Maruti Suzuki is giving its talent management practices a face lift this season in an attempt to counter poaching efforts from rival companies. India has provided a breeding ground for many international players in the automotive industry. Competitors like Volkswagen, Honda, BMW , Audi and Hyundai are offering lucrative salaries to attract high performers away from the country’s largest automobile company.
The auto industry in the country has seen a growth of 30% last year along with a near doubling attrition rate which rose from 10% in 2008 to a whopping 18-20% in 2010.
The company plans to induct young professionals into senior management and also formulate salaries which are linked to performance in addition to increasing its entry level pay.
"We have linked our variable pay to the financial performance of the company with a greater focus on cash variables as the liability is lower," said S.Y Siddiqui, Managing Executive Officer, HR & Administration, Maruti Suzuki. Other incentives include helping employees to buy a house by bargaining with builders for a better cost.
Incidentally over the next couple of years, approximately 200 employees who joined the company since it started in 1982 will reach superannuation.
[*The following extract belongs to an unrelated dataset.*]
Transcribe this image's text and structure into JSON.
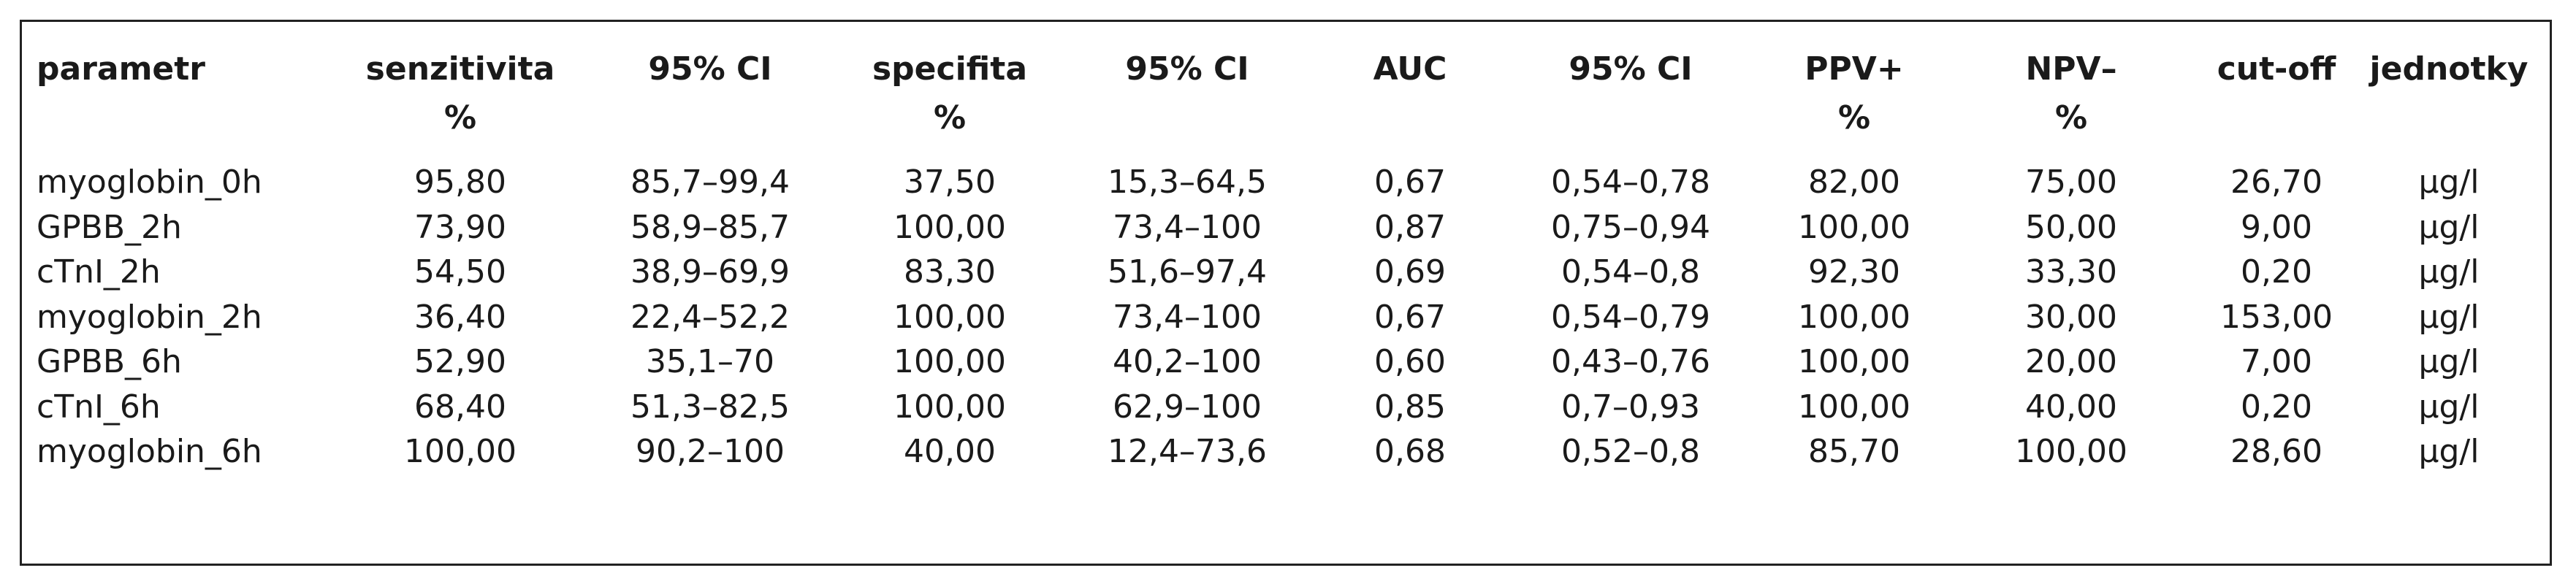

This will bring in a demand of fresh talent, which the company is tackling by a structured and well planned induction process. "We have been empowering these young talent and are giving them a higher compensation package," says Siddiqui. The starting salary is at 5.5 lakh, which is higher than 10% of what was offered last year.
The company will increase its engineering strength from the current 700 to over 1,500 by the end of fiscal year 2012. Most of these will be fresh pass outs from the Indian Institutes of Technology and other technical institutes.